Kate Glavan was in a rut.
Ms. Glavan, 26, had moved to New York from Minnesota to attend New York University, graduated during a pandemic in which the job market was bleak and decided to try her hand at content creation. She posted running videos, and mixed in wellness, style and politics. She even organized a weekly run club, building a steady following along the way.
After seven years in the city, and the death of her father, she felt she was not appreciating New York the way she once had. Caught between grief and restlessness, she took a leap of faith and moved to London, documenting the entire process.

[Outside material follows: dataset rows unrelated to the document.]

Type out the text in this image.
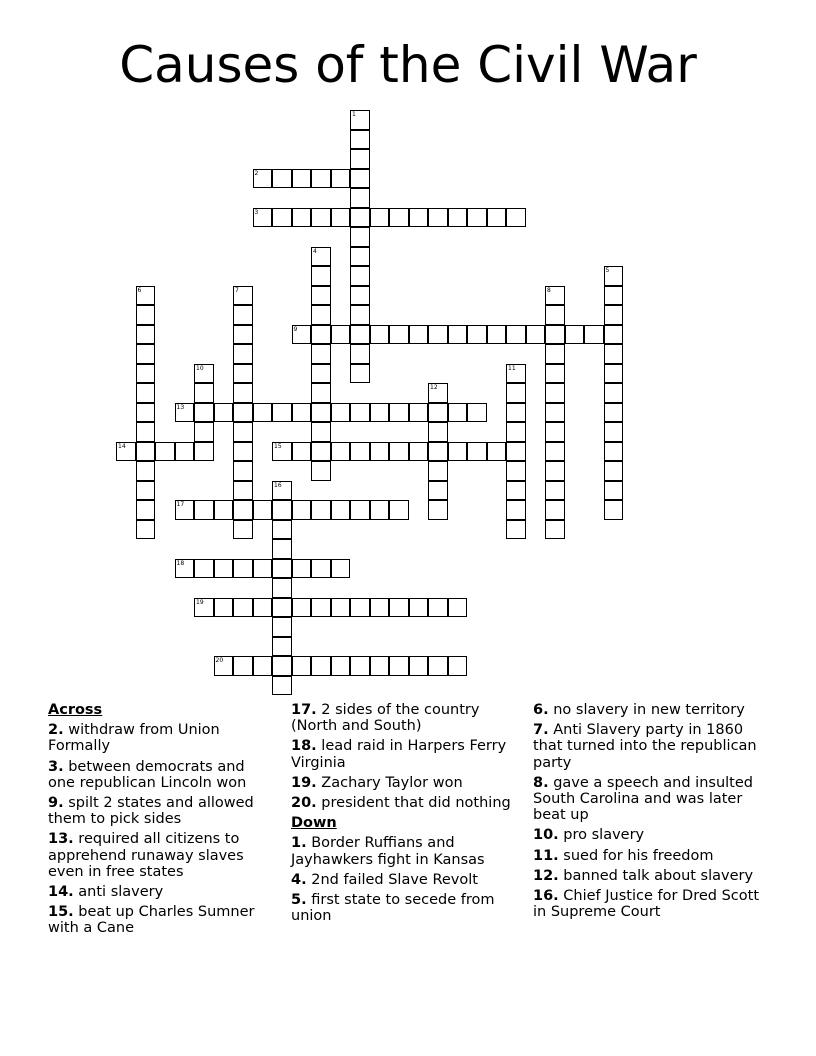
Causes of the Civil War
1
2
3
4
5
6	7	8
9
10	11
12
13
14	15
16
17
18
19
20
Across
2. withdraw from Union Formally
3. between democrats and one republican Lincoln won
9. spilt 2 states and allowed them to pick sides
13. required all citizens to apprehend runaway slaves even in free states
14. anti slavery
15. beat up Charles Sumner with a Cane
17. 2 sides of the country (North and South)
18. lead raid in Harpers Ferry Virginia
19. Zachary Taylor won
20. president that did nothing
Down
1. Border Ruffians and Jayhawkers fight in Kansas
4. 2nd failed Slave Revolt
5. first state to secede from union
6. no slavery in new territory
7. Anti Slavery party in 1860 that turned into the republican party
8. gave a speech and insulted South Carolina and was later beat up
10. pro slavery
11. sued for his freedom
12. banned talk about slavery
16. Chief Justice for Dred Scott in Supreme Court
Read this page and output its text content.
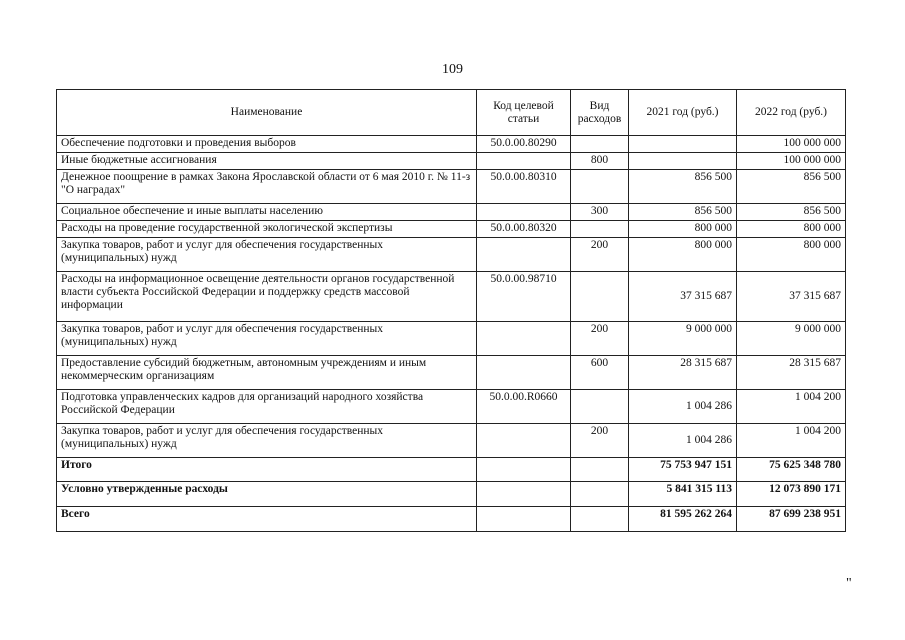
109
Наименование	Код целевой статьи	Вид расходов	2021 год (руб.)	2022 год (руб.)
Обеспечение подготовки и проведения выборов	50.0.00.80290			100 000 000
Иные бюджетные ассигнования		800		100 000 000
Денежное поощрение в рамках Закона Ярославской области от 6 мая 2010 г. № 11-з "О наградах"	50.0.00.80310		856 500	856 500
Социальное обеспечение и иные выплаты населению		300	856 500	856 500
Расходы на проведение государственной экологической экспертизы	50.0.00.80320		800 000	800 000
Закупка товаров, работ и услуг для обеспечения государственных (муниципальных) нужд		200	800 000	800 000
Расходы на информационное освещение деятельности органов государственной власти субъекта Российской Федерации и поддержку средств массовой информации	50.0.00.98710		37 315 687	37 315 687
Закупка товаров, работ и услуг для обеспечения государственных (муниципальных) нужд		200	9 000 000	9 000 000
Предоставление субсидий бюджетным, автономным учреждениям и иным некоммерческим организациям		600	28 315 687	28 315 687
Подготовка управленческих кадров для организаций народного хозяйства Российской Федерации	50.0.00.R0660		1 004 286	1 004 200
Закупка товаров, работ и услуг для обеспечения государственных (муниципальных) нужд		200	1 004 286	1 004 200
Итого			75 753 947 151	75 625 348 780
Условно утвержденные расходы			5 841 315 113	12 073 890 171
Всего			81 595 262 264	87 699 238 951
"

What she found on the other side of the Atlantic Ocean was not the reset she’d hoped for. Without a traditional job, she could not get approved for an apartment. Setting up a bank account or even a working phone number became a bureaucratic maze. With most of her audience in the United States, few British brands wanted to collaborate. American companies struggled to ship her products after Brexit. She pivoted to focus squarely on political content, only to find her videos performing poorly. The financial strain mounted.
It was playing out publicly, in real time. Ms. Glavan realized she was in the midst of climbing cringe mountain, a concept that has become an inescapable step of adulthood for the members of Gen Z who grew up with their entire lives — even the embarrassing stuff — being documented online.
“I’m not saying being an influencer is necessarily the hardest job in the world, but you don’t have, like, a boss or a career or any sort of feedback about what you could be doing better,” Ms. Glavan said. “It can be fairly easy when you are climbing cringe mountain to take it all out on yourself. Maybe I’m ugly, maybe I’m stupid, maybe I’m annoying, maybe my videos suck.”